Riesenmaschine

13.11.2006 | 01:09 | Anderswo | Alles wird besser | Essen und Essenzielles

Vive la food republique


Das Neue

Das Alte
In VivoCity, der gerade eröffneten grössten Shopping-Mall Singapurs, findet sich im zweiten Stock mit "Food Republic" der teuerste Foodcourt der Insel. Fünf bis sieben Millionen Singapur-Dollar (2,5 – 3,5 Millionen Euro) hat nach Angaben der Betreiber die Ausstattung der versammelten Garküchenstände und kleinen Restaurants mit echten Antiquitäten – Balken, Kacheln, Pferdewagen aus der Qing-Dynastie – gekostet, welche u.a. aus historischen Häusern stammen, die momentan in China beinahe flächendeckend abgerissen werden.
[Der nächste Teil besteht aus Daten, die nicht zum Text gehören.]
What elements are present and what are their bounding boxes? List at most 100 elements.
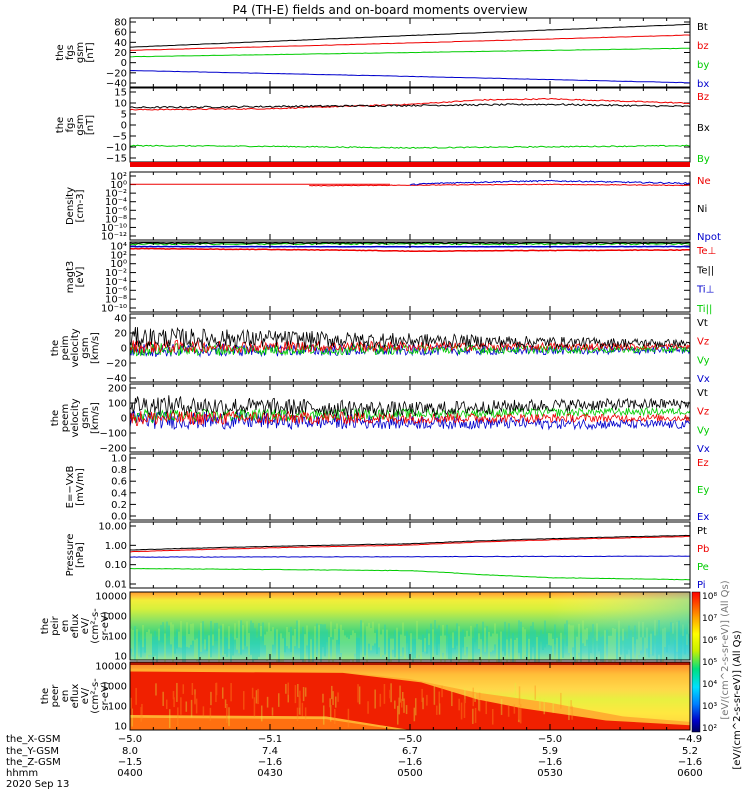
y-axis-label-line: eV/ bbox=[80, 617, 91, 634]
y-tick-label: 40 bbox=[114, 38, 127, 49]
legend-pressure-3: Pi bbox=[697, 580, 706, 591]
footer-row-label: hhmm bbox=[6, 768, 38, 779]
y-axis-label: the peer en eflux eV/(cm²-s-sr-eV) bbox=[40, 678, 111, 714]
y-tick-label: 80 bbox=[114, 18, 127, 29]
y-axis-label: E=−VxB [mV/m] bbox=[65, 466, 86, 509]
legend-fgs-dsl-0: Bz bbox=[697, 92, 709, 103]
y-tick-label: 10⁻¹⁰ bbox=[101, 223, 127, 234]
footer-z-value: −1.6 bbox=[398, 757, 422, 768]
series-line-Vt bbox=[129, 395, 691, 418]
y-tick-label: −15 bbox=[106, 154, 127, 165]
colorbar-tick-label: 10⁶ bbox=[702, 636, 717, 646]
y-axis-label-line: Pressure bbox=[65, 534, 76, 577]
legend-pressure-2: Pe bbox=[697, 562, 709, 573]
y-axis-label-line: [km/s] bbox=[90, 402, 101, 434]
panel-frame bbox=[129, 453, 691, 521]
footer-y-value: 6.7 bbox=[402, 746, 418, 757]
footer-t-value: 0530 bbox=[537, 768, 562, 779]
legend-temperature-2: Ti⊥ bbox=[696, 285, 714, 296]
legend-density-2: Npot bbox=[697, 232, 721, 243]
footer-row-label: the_Z-GSM bbox=[6, 757, 61, 768]
y-tick-label: 10⁻⁸ bbox=[105, 214, 127, 225]
y-axis-label-line: gsm bbox=[75, 114, 86, 135]
y-tick-label: 10⁻⁶ bbox=[105, 206, 127, 217]
footer-y-value: 5.2 bbox=[682, 746, 698, 757]
y-tick-label: −10 bbox=[106, 143, 127, 154]
y-tick-label: 0 bbox=[121, 414, 127, 425]
y-tick-label: 10000 bbox=[95, 592, 127, 603]
y-tick-label: 15 bbox=[114, 88, 127, 99]
y-tick-label: 10⁰ bbox=[110, 180, 127, 191]
series-line-Pe bbox=[129, 567, 691, 581]
series-line-Pi bbox=[130, 555, 691, 558]
y-axis-label-line: eflux bbox=[70, 684, 81, 709]
series-line-Pt bbox=[129, 534, 690, 551]
y-tick-label: 100 bbox=[108, 399, 127, 410]
legend-fgs-gsm-0: Bt bbox=[697, 22, 708, 33]
y-tick-label: −5 bbox=[112, 132, 127, 143]
y-tick-label: 1.0 bbox=[111, 454, 127, 465]
y-tick-label: 1000 bbox=[102, 612, 127, 623]
y-axis-label-line: the bbox=[40, 618, 51, 634]
legend-temperature-3: Ti|| bbox=[696, 304, 712, 315]
y-tick-label: −40 bbox=[106, 374, 127, 385]
y-tick-label: 0.6 bbox=[111, 477, 127, 488]
footer-z-value: −1.6 bbox=[258, 757, 282, 768]
y-axis-label-line: velocity bbox=[70, 398, 81, 437]
legend-efield-1: Ey bbox=[697, 485, 709, 496]
y-tick-label: 0.4 bbox=[111, 488, 127, 499]
series-line-by bbox=[129, 47, 691, 58]
y-axis-label: the fgs gsm [nT] bbox=[55, 42, 96, 63]
footer-t-value: 0430 bbox=[257, 768, 282, 779]
footer-row-label: the_Y-GSM bbox=[6, 746, 59, 757]
legend-peim-velocity-2: Vy bbox=[697, 355, 710, 366]
series-line-Ne bbox=[309, 183, 691, 187]
legend-fgs-dsl-1: Bx bbox=[697, 123, 710, 134]
colorbar-tick-label: 10⁷ bbox=[702, 614, 717, 624]
footer-row-label: 2020 Sep 13 bbox=[6, 779, 69, 790]
plot-title: P4 (TH-E) fields and on-board moments ov… bbox=[232, 3, 527, 17]
y-tick-label: 0.8 bbox=[111, 465, 127, 476]
y-tick-label: 10⁻⁴ bbox=[105, 197, 127, 208]
footer-t-value: 0400 bbox=[117, 768, 142, 779]
y-axis-label-line: the bbox=[55, 117, 66, 133]
y-axis-label-line: peer bbox=[50, 684, 61, 708]
legend-peim-velocity-1: Vz bbox=[697, 337, 709, 348]
footer-x-value: −4.9 bbox=[678, 734, 702, 745]
legend-density-0: Ne bbox=[697, 176, 711, 187]
y-tick-label: 10000 bbox=[95, 662, 127, 673]
y-axis-label-line: the bbox=[50, 410, 61, 426]
y-axis-label: the peim velocity gsm [km/s] bbox=[50, 328, 101, 367]
y-axis-label-line: eV/ bbox=[80, 687, 91, 704]
series-line-Vt bbox=[129, 326, 691, 349]
spectrogram-peer-peak bbox=[130, 671, 690, 730]
panel-efield: 1.00.80.60.40.20.0 E=−VxB [mV/m] Ez Ey Ex bbox=[65, 453, 709, 523]
legend-temperature-1: Te|| bbox=[696, 265, 714, 276]
y-axis-label-line: [cm-3] bbox=[75, 189, 86, 222]
y-axis-label-line: gsm bbox=[80, 407, 91, 428]
y-tick-label: −200 bbox=[100, 444, 127, 455]
panel-frame bbox=[129, 87, 691, 163]
footer-y-value: 7.4 bbox=[262, 746, 278, 757]
legend-fgs-dsl-2: By bbox=[697, 154, 710, 165]
series-line-bx bbox=[129, 69, 691, 84]
legend-peem-velocity-2: Vy bbox=[697, 425, 710, 436]
footer-t-value: 0500 bbox=[397, 768, 422, 779]
colorbar-label: [eV/(cm^2-s-sr-eV)] (All Qs) bbox=[732, 630, 743, 769]
legend-peem-velocity-3: Vx bbox=[697, 444, 710, 455]
series-line-By bbox=[130, 144, 691, 149]
y-axis-label-line: fgs bbox=[65, 45, 76, 60]
y-tick-label: 0 bbox=[121, 58, 127, 69]
footer-x-value: −5.0 bbox=[538, 734, 562, 745]
series-line-Vx bbox=[129, 410, 691, 431]
y-axis-label-line: peir bbox=[50, 615, 61, 635]
y-axis-label-line: (cm²-s- bbox=[90, 678, 101, 714]
legend-efield-0: Ez bbox=[697, 458, 709, 469]
y-axis-label-line: velocity bbox=[70, 328, 81, 367]
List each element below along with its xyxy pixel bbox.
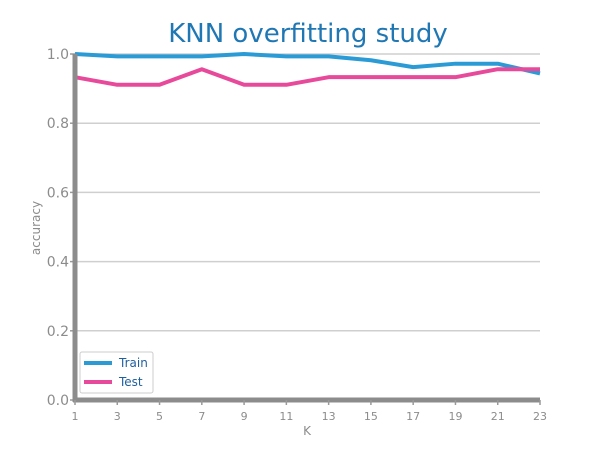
- x-tick-label: 13: [322, 410, 336, 423]
- series-line-train: [74, 52, 541, 76]
- x-tick-label: 11: [279, 410, 293, 423]
- y-tick-label: 0.4: [47, 255, 69, 271]
- x-tick-label: 17: [406, 410, 420, 423]
- y-tick-label: 0.2: [47, 324, 69, 340]
- x-tick-label: 15: [364, 410, 378, 423]
- y-tick-labels: 0.0 0.2 0.4 0.6 0.8 1.0: [47, 47, 69, 409]
- legend-label: Train: [118, 356, 148, 370]
- x-tick-label: 19: [448, 410, 462, 423]
- x-tick-label: 7: [198, 410, 205, 423]
- x-tick-label: 1: [72, 410, 79, 423]
- y-tick-label: 0.8: [47, 116, 69, 132]
- y-tick-label: 0.0: [47, 393, 69, 409]
- legend-label: Test: [118, 375, 143, 389]
- y-tick-label: 1.0: [47, 47, 69, 63]
- y-axis-label: accuracy: [29, 201, 43, 255]
- x-axis-label: K: [303, 424, 312, 438]
- legend: Train Test: [79, 351, 154, 394]
- chart-title: KNN overfitting study: [168, 19, 448, 49]
- x-tick-labels: 1 3 5 7 9 11 13 15 17 19 21 23: [72, 400, 547, 423]
- gridlines: [70, 53, 540, 401]
- y-tick-label: 0.6: [47, 185, 69, 201]
- x-tick-label: 23: [533, 410, 547, 423]
- x-tick-label: 3: [114, 410, 121, 423]
- x-tick-label: 21: [491, 410, 505, 423]
- series-lines: [74, 52, 541, 87]
- x-tick-label: 9: [241, 410, 248, 423]
- x-tick-label: 5: [156, 410, 163, 423]
- series-line-test: [74, 67, 540, 87]
- axes: [72, 54, 540, 403]
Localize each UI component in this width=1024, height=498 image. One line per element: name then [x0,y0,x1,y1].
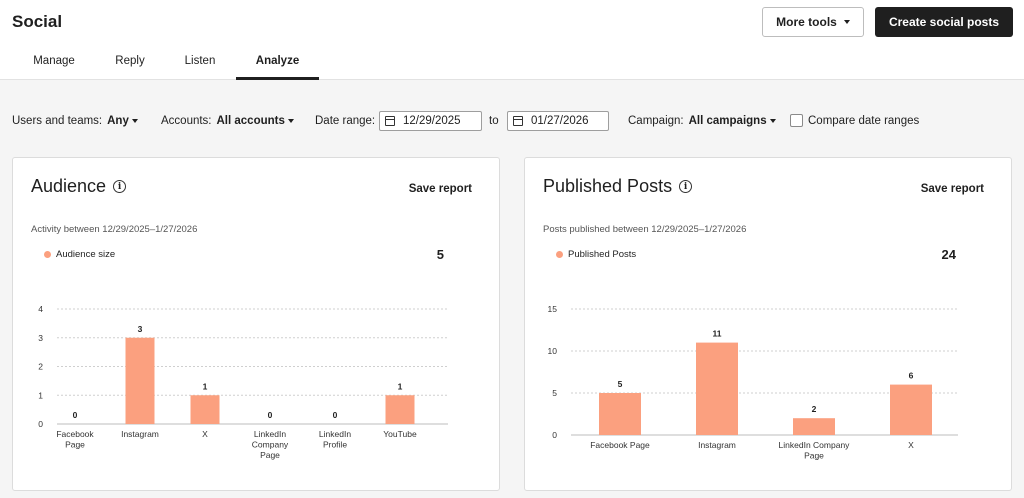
info-icon[interactable]: i [113,180,127,193]
users-teams-filter[interactable]: Users and teams: Any [12,110,138,132]
bar [793,418,835,435]
audience-legend: Audience size [44,249,115,260]
x-tick-label: YouTube [383,429,417,439]
data-label: 2 [812,404,817,414]
published-posts-legend: Published Posts [556,249,636,260]
published-posts-subtitle: Posts published between 12/29/2025–1/27/… [543,224,747,235]
data-label: 0 [268,410,273,420]
audience-title: Audience i [31,176,127,197]
info-icon[interactable]: i [679,180,693,193]
tab-reply[interactable]: Reply [115,55,145,67]
y-tick-label: 0 [38,419,43,429]
calendar-icon [513,116,523,126]
x-tick-label: Instagram [121,429,159,439]
bar [890,384,932,435]
more-tools-label: More tools [776,15,837,29]
y-tick-label: 4 [38,304,43,314]
x-tick-label: Facebook [56,429,94,439]
x-tick-label: LinkedIn [319,429,351,439]
date-from-value: 12/29/2025 [403,115,461,127]
bar [125,337,155,424]
caret-down-icon [287,119,294,123]
caret-down-icon [131,119,138,123]
published-posts-bar-chart: 0 5 10 15 5 Facebook Page 11 Instagram 2 LinkedIn… [548,304,958,461]
published-posts-total: 24 [941,247,956,262]
data-label: 11 [713,329,722,339]
bar [599,393,641,435]
x-tick-label: LinkedIn Company [779,440,851,450]
accounts-value: All accounts [216,115,285,127]
date-from-input[interactable]: 12/29/2025 [379,111,482,131]
date-range-label: Date range: [315,115,376,127]
data-label: 0 [73,410,78,420]
y-tick-label: 1 [38,390,43,400]
data-label: 6 [909,371,914,381]
legend-label: Audience size [56,249,116,260]
y-tick-label: 0 [552,430,557,440]
audience-title-text: Audience [31,176,107,196]
data-label: 1 [398,381,403,391]
audience-total: 5 [436,247,444,262]
legend-dot [44,251,51,258]
data-label: 0 [333,410,338,420]
calendar-icon [385,116,395,126]
y-tick-label: 2 [38,362,43,372]
x-tick-label: Company [252,440,289,450]
y-tick-label: 15 [548,304,558,314]
bar [190,395,220,424]
y-tick-label: 10 [548,346,558,356]
x-tick-label: Instagram [698,440,736,450]
x-tick-label: Page [804,451,824,461]
published-posts-title: Published Posts i [543,176,693,197]
more-tools-button[interactable]: More tools [762,7,864,37]
page-title: Social [12,12,63,31]
accounts-filter[interactable]: Accounts: All accounts [161,110,294,132]
accounts-label: Accounts: [161,115,212,127]
y-tick-label: 3 [38,333,43,343]
save-report-button[interactable]: Save report [408,183,472,195]
save-report-button[interactable]: Save report [920,183,984,195]
tab-manage[interactable]: Manage [33,55,75,67]
date-to-word: to [489,115,499,127]
data-label: 5 [618,379,623,389]
tab-analyze[interactable]: Analyze [236,50,319,80]
x-tick-label: Page [260,450,280,460]
filter-bar: Users and teams: Any Accounts: All accou… [0,110,1024,132]
users-teams-label: Users and teams: [12,115,103,127]
bar [696,342,738,435]
data-label: 1 [203,381,208,391]
published-posts-card: Published Posts i Save report Posts publ… [524,157,1012,491]
x-tick-label: X [908,440,914,450]
compare-date-ranges-checkbox[interactable] [790,114,803,127]
audience-card: Audience i Save report Activity between … [12,157,500,491]
x-tick-label: X [202,429,208,439]
published-posts-title-text: Published Posts [543,176,673,196]
users-teams-value: Any [107,115,129,127]
tab-listen[interactable]: Listen [184,55,216,67]
campaign-value: All campaigns [688,115,767,127]
legend-label: Published Posts [568,249,637,260]
caret-down-icon [769,119,776,123]
date-to-input[interactable]: 01/27/2026 [507,111,609,131]
x-tick-label: Profile [323,440,347,450]
create-social-posts-button[interactable]: Create social posts [875,7,1013,37]
x-tick-label: LinkedIn [254,429,286,439]
top-header: Social More tools Create social posts Ma… [0,0,1024,80]
campaign-filter[interactable]: Campaign: All campaigns [628,110,776,132]
caret-down-icon [843,20,850,24]
bar [385,395,415,424]
campaign-label: Campaign: [628,115,684,127]
x-tick-label: Facebook Page [590,440,650,450]
audience-subtitle: Activity between 12/29/2025–1/27/2026 [31,224,198,235]
x-tick-label: Page [65,440,85,450]
audience-bar-chart: 012340FacebookPage3Instagram1X0LinkedInC… [38,304,448,460]
y-tick-label: 5 [552,388,557,398]
compare-date-ranges-label: Compare date ranges [808,115,920,127]
date-to-value: 01/27/2026 [531,115,589,127]
legend-dot [556,251,563,258]
data-label: 3 [138,324,143,334]
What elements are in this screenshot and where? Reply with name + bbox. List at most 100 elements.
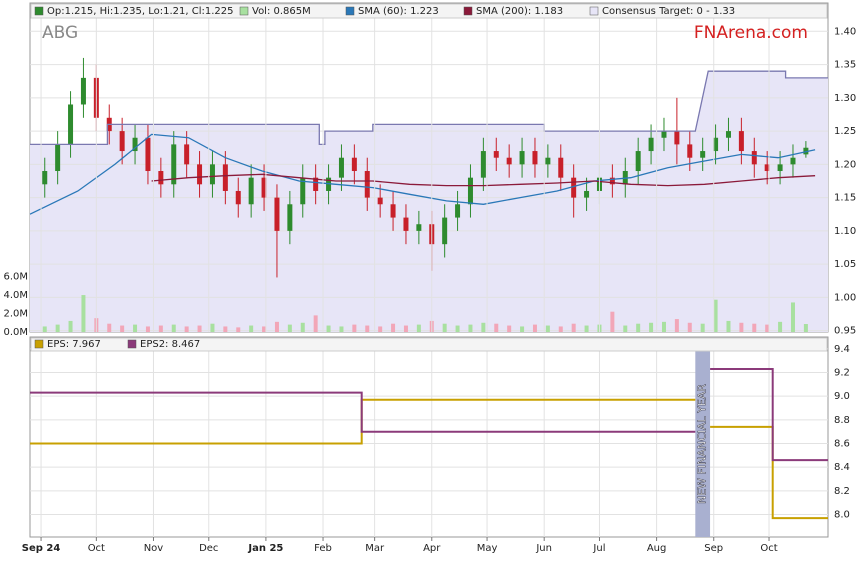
candle-body [326,177,332,191]
candle-body [635,151,641,172]
candle-body [132,137,138,152]
volume-bar [120,325,125,332]
y-tick-label: 1.00 [834,292,856,303]
volume-bar [571,323,576,332]
legend-swatch [239,6,249,16]
volume-bar [700,323,705,332]
candle-body [197,164,203,185]
eps-panel [29,336,829,538]
legend-swatch [127,339,137,349]
legend-swatch [34,6,44,16]
y-tick-label: 9.2 [834,368,850,379]
volume-bar [133,324,138,332]
candle-body [209,164,215,185]
candle-body [119,131,125,152]
source: FNArena.com [694,23,808,43]
volume-bar [636,323,641,332]
legend-swatch [589,6,599,16]
legend-label: Vol: 0.865M [252,6,311,17]
volume-bar [262,326,267,332]
volume-bar [545,325,550,332]
volume-bar [520,326,525,332]
volume-bar [623,325,628,332]
candle-body [171,144,177,185]
volume-bar [455,325,460,332]
candle-body [751,151,757,165]
candle-body [532,151,538,165]
candle-body [390,204,396,218]
candle-body [80,77,86,105]
candle-body [713,137,719,152]
candle-body [674,131,680,145]
volume-bar [790,302,795,332]
volume-bar [313,315,318,332]
volume-bar [365,325,370,332]
sma-line [151,173,816,187]
candle-body [777,164,783,172]
legend-bar [30,3,828,19]
volume-bar [223,326,228,332]
candle-body [261,177,267,198]
candle-body [416,224,422,231]
sma-line [29,133,816,215]
volume-bar [274,321,279,332]
volume-bar [300,322,305,332]
annotation-band [695,351,711,537]
legend-label: SMA (60): 1.223 [358,6,439,17]
volume-bar [42,326,47,332]
candle-body [55,144,61,172]
x-tick-label: Nov [144,543,164,554]
volume-bar [494,323,499,332]
volume-tick-label: 0.0M [3,327,28,338]
candle-body [68,104,74,145]
annotation-label: NEW FINANCIAL YEAR [696,384,709,504]
candle-body [274,197,280,231]
x-tick-label: Aug [647,543,667,554]
volume-bar [752,323,757,332]
target-area [30,71,828,332]
y-tick-label: 8.6 [834,439,850,450]
volume-bar [68,320,73,332]
legend-label: Consensus Target: 0 - 1.33 [602,6,735,17]
volume-bar [661,321,666,332]
volume-tick-label: 4.0M [3,290,28,301]
candle-body [351,157,357,172]
x-tick-label: Oct [760,543,777,554]
y-tick-label: 9.0 [834,391,850,402]
legend-swatch [463,6,473,16]
legend-label: EPS2: 8.467 [140,339,200,350]
y-tick-label: 8.0 [834,510,850,521]
volume-bar [145,326,150,332]
volume-bar [468,324,473,332]
legend-label: EPS: 7.967 [47,339,101,350]
volume-bar [481,322,486,332]
candle-body [145,137,151,172]
x-tick-label: May [477,543,498,554]
x-tick-label: Sep [704,543,723,554]
candle-body [42,171,48,185]
candle-body [287,204,293,231]
y-tick-label: 8.8 [834,415,850,426]
volume-bar [352,324,357,332]
volume-bar [442,323,447,332]
volume-bar [339,326,344,332]
y-tick-label: 1.15 [834,193,856,204]
candle-body [558,157,564,178]
volume-bar [249,325,254,332]
legend-bar [30,337,828,352]
candle-body [222,164,228,191]
candle-body [609,177,615,185]
x-tick-label: Oct [88,543,105,554]
legend-swatch [345,6,355,16]
volume-bar [378,326,383,332]
candle-body [493,151,499,158]
y-tick-label: 1.40 [834,26,856,37]
volume-bar [326,325,331,332]
volume-bar [778,321,783,332]
y-tick-label: 8.2 [834,486,850,497]
volume-bar [287,324,292,332]
candle-body [248,177,254,205]
x-tick-label: Feb [314,543,332,554]
candle-body [480,151,486,178]
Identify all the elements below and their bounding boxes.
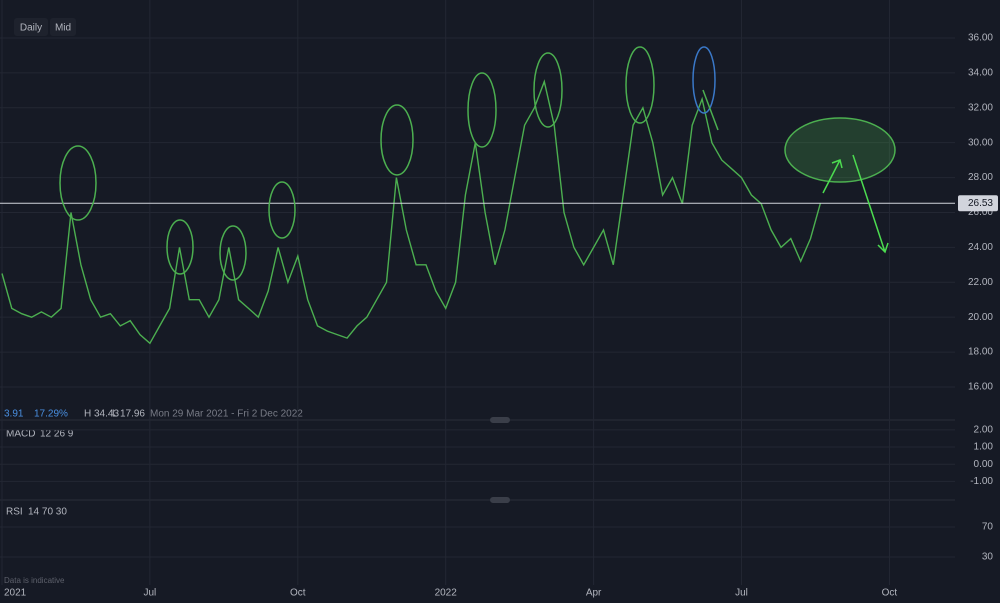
- annotation-arrow: [822, 159, 843, 194]
- stat-range: Mon 29 Mar 2021 - Fri 2 Dec 2022: [150, 409, 303, 420]
- y-tick-label: 20.00: [968, 312, 993, 323]
- x-tick-label: Oct: [882, 588, 898, 599]
- pane-handle[interactable]: [490, 497, 510, 503]
- rsi-title: RSI: [6, 507, 23, 518]
- price-type-label[interactable]: Mid: [55, 23, 71, 34]
- macd-params: 12 26 9: [40, 429, 74, 440]
- interval-label[interactable]: Daily: [20, 23, 42, 34]
- y-tick-label: 0.00: [974, 459, 994, 470]
- x-tick-label: 2022: [435, 588, 458, 599]
- y-tick-label: 30.00: [968, 137, 993, 148]
- x-tick-label: Apr: [586, 588, 602, 599]
- stat-change: 3.91: [4, 409, 24, 420]
- annotation-ellipse: [59, 145, 97, 221]
- y-tick-label: 30: [982, 552, 994, 563]
- annotation-ellipse: [784, 117, 896, 183]
- interval-button[interactable]: [14, 18, 48, 36]
- y-tick-label: 1.00: [974, 442, 994, 453]
- annotation-ellipse: [166, 219, 194, 275]
- y-tick-label: 70: [982, 522, 994, 533]
- x-tick-label: Oct: [290, 588, 306, 599]
- y-tick-label: 16.00: [968, 382, 993, 393]
- x-tick-label: Jul: [143, 588, 156, 599]
- annotation-ellipse: [533, 52, 563, 128]
- y-tick-label: 32.00: [968, 102, 993, 113]
- annotation-ellipse: [219, 225, 247, 281]
- y-tick-label: -1.00: [970, 476, 993, 487]
- macd-title: MACD: [6, 429, 35, 440]
- x-tick-label: Jul: [735, 588, 748, 599]
- y-tick-label: 26.00: [968, 207, 993, 218]
- y-tick-label: 2.00: [974, 425, 994, 436]
- stat-high: H 34.43: [84, 409, 119, 420]
- pane-handle[interactable]: [490, 417, 510, 423]
- y-tick-label: 22.00: [968, 277, 993, 288]
- y-tick-label: 34.00: [968, 68, 993, 79]
- annotation-ellipse: [380, 104, 414, 176]
- annotation-line: [702, 89, 719, 131]
- annotation-ellipse: [268, 181, 296, 239]
- stat-percent: 17.29%: [34, 409, 68, 420]
- last-price-label: 26.53: [968, 198, 993, 209]
- price-line: [1, 79, 822, 345]
- annotation-ellipse: [692, 46, 716, 114]
- y-tick-label: 18.00: [968, 347, 993, 358]
- annotations: [59, 46, 896, 281]
- annotation-ellipse: [467, 72, 497, 148]
- annotation-ellipse: [625, 46, 655, 124]
- annotation-arrow: [852, 154, 889, 254]
- price-type-button[interactable]: [50, 18, 76, 36]
- footer-note: Data is indicative: [4, 576, 65, 585]
- y-tick-label: 28.00: [968, 172, 993, 183]
- x-tick-label: 2021: [4, 588, 27, 599]
- y-tick-label: 36.00: [968, 33, 993, 44]
- rsi-params: 14 70 30: [28, 507, 67, 518]
- last-price-tag: [958, 195, 998, 212]
- stat-low: L 17.96: [112, 409, 145, 420]
- y-tick-label: 24.00: [968, 242, 993, 253]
So will man, wie Food Republic's Brand-Managerin Patsy Loo erklärt, Einheimischen und Touristen helfen "zu verstehen, wie es in Asien vor dem Krieg aussah, als es noch viele mobile Garküchen auf den Strassen gab." Das geht in Singapur tatsächlich nicht anders, denn mobile Strassengarküchen sind hier verboten, angeblich aus hygienischen, wahrscheinlich aber auch aus anderen Gründen. So kann, wer will, die Einrichtung der Food Republic auch als einen indirekten oppositionellen Akt in bester Tradition der Aufklärung lesen.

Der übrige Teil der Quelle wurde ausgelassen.